9. The sleep therapy transducer of claim 1, wherein the pyro/piezoelectric film includes a metalized polyvinylidene fluoride (PVDF) film.

10. The sleep therapy transducer of claim 1, wherein the sleep therapy transducer is configured to attach behind an ear of the patient.

11. The sleep therapy transducer of claim 1, wherein the sleep therapy transducer is configured to attach near a lip of the patient.

12. The sleep therapy transducer of claim 1, wherein the sleep therapy transducer is configured to attach over the patient's nose.

13. The sleep therapy transducer of claim 1, wherein the sleep therapy transducer is configured to attach to the patient's neck.

14. The sleep therapy transducer of claim 1, wherein the sleep therapy transducer is configured to emit at least one of a tactile stimulation or an acoustic stimulation.

15. A sleep therapy transducer for a patient, the sleep therapy transducer comprising:

a pyro/piezoelectric film configured to detect respiration information of the patient and configured to provide a stimulation to the patient;

a first electrode attached to a first major surface of the pyro/piezoelectric film;

a second electrode attached to a second major surface of the pyro/piezoelectric film;

a first conductive adhesive to attach the first electrode to the first major surface of the pyro/piezoelectric film;

a second conductive adhesive to attach the second electrode to the second major surface of the pyro/piezoelectric film;

a first wire coupled to the first electrode and a second wire coupled to the second electrode;

a first adhesive film substantially covering the first major surface of the pyro/piezoelectric film, the first adhesive film to secure the first wire to the first major surface of the pyro/piezoelectric film;

a second adhesive film substantially covering the second major surface of the pyro/piezoelectric film, the second adhesive film to secure the second wire to the second major surface of the pyro/piezoelectric film;

wherein the first and second wires are configured to transmit detected respiration information from the pyro/piezoelectric film to a closed loop neuromodulator, and to transmit stimulation energy from the closed loop neuromodulator to the pyro/piezoelectric film; and

wherein the first adhesive film is a double sided adhesive film configured to secure the sleep therapy transducer to the patient.

16. A method comprising:

detecting respiration information of a patient using a sleep therapy transducer attached to the patient, the sleep therapy transducer including a pyro/piezoelectric film;

transmitting the detected respiratory information from the sleep therapy transducer to a closed loop neuromodulator using a first electrode attached to a first major surface of the pyro/piezoelectric film and a second electrode attached to a second major surface of the pyro/piezoelectric film;

receiving stimulation energy from the closed loop neuromodulator using the first and second electrodes; and

providing a stimulation to the patient using the received stimulation energy.

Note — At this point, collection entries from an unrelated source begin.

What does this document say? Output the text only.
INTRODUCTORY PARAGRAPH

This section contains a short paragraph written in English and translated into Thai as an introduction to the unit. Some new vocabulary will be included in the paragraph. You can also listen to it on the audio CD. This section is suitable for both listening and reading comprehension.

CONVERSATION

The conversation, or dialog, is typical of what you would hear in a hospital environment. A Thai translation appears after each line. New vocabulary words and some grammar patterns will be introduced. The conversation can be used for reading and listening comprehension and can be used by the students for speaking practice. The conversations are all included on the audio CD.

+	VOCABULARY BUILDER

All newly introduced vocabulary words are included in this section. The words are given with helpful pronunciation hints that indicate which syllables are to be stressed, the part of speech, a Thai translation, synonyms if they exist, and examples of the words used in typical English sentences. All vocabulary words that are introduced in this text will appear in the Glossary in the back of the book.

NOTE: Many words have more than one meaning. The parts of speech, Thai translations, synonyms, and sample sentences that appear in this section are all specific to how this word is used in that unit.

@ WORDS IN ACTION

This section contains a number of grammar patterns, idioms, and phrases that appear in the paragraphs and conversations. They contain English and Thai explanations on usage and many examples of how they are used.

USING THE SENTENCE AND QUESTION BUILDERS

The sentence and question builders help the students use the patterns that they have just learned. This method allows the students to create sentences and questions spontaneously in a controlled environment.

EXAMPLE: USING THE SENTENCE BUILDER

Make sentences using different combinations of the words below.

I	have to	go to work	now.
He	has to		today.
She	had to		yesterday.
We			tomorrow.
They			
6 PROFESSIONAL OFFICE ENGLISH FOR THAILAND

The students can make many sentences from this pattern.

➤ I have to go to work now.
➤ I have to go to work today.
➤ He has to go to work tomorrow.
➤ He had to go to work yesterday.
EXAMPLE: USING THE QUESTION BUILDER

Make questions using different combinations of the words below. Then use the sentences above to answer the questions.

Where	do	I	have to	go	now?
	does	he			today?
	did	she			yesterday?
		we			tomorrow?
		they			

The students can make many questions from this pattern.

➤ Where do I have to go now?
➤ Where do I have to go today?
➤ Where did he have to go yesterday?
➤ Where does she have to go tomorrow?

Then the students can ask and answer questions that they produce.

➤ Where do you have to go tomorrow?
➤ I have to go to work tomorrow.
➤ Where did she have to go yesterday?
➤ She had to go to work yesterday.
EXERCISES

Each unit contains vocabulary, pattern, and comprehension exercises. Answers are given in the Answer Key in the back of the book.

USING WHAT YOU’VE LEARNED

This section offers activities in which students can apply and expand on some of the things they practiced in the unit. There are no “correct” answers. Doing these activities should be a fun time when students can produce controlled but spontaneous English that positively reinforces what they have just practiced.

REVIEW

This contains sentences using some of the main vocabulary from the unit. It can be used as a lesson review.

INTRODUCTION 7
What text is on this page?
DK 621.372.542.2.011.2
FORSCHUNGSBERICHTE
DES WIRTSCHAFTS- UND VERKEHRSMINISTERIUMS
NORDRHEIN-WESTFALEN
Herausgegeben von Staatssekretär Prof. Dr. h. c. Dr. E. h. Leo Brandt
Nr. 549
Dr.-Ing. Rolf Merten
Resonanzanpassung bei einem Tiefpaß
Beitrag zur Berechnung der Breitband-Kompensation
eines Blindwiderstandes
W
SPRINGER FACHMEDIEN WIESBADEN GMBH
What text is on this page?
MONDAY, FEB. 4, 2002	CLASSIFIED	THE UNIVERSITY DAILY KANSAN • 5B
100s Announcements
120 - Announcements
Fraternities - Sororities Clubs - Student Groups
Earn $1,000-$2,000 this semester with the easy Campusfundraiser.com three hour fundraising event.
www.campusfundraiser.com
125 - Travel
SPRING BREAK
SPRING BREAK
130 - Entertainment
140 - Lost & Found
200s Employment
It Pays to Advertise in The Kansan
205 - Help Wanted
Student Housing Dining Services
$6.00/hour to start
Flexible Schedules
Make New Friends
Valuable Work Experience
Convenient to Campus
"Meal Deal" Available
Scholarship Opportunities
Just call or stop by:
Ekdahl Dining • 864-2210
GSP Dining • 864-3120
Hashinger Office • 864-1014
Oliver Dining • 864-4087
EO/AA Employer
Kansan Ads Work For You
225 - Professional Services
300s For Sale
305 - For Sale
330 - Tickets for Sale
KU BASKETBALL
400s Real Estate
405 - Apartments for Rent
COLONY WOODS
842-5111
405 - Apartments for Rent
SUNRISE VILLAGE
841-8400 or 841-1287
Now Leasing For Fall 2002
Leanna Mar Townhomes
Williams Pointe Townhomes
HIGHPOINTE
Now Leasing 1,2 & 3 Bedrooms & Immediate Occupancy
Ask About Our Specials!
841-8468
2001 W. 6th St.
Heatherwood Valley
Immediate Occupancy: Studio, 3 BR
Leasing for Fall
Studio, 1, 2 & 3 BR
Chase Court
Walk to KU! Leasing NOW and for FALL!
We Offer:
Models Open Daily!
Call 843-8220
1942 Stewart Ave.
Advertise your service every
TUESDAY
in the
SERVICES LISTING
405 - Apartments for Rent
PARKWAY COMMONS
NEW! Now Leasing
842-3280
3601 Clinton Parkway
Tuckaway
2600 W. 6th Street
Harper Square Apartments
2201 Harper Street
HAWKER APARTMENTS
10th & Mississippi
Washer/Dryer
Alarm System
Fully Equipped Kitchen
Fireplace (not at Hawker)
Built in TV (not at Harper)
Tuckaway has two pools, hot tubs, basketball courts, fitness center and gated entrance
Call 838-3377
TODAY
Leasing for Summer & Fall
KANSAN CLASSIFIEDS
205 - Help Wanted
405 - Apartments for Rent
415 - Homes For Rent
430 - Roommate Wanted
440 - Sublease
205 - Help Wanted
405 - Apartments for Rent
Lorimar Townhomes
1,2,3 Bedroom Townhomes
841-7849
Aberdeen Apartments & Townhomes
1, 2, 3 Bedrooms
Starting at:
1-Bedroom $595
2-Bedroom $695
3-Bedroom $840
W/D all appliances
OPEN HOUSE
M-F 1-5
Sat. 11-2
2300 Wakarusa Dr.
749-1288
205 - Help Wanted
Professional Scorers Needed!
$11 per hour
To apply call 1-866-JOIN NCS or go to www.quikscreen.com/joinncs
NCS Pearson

17. The method of claim 16, wherein the transmitting the respiration information includes transmitting the respiration information using a using a single wire pair coupled to the first and second electrode.

18. The method of claim 17, wherein the receiving the stimulation energy includes receiving the stimulation energy using the single wire pair coupled to the first and second electrode.

19. The method of claim 16, wherein the providing the stimulation includes providing the stimulation behind an ear of the patient.

20. The method of claim 16, wherein the providing the stimulation includes providing the stimulation near a lip of the patient.

21. The method of claim 16, wherein the providing the stimulation includes providing the stimulation to the patient's nose.

22. The method of claim 16, wherein the providing the stimulation includes providing the stimulation to the patient's neck.

23. The method of claim 16, wherein the providing the stimulation includes providing at least one of tactile stimulation or acoustic stimulation.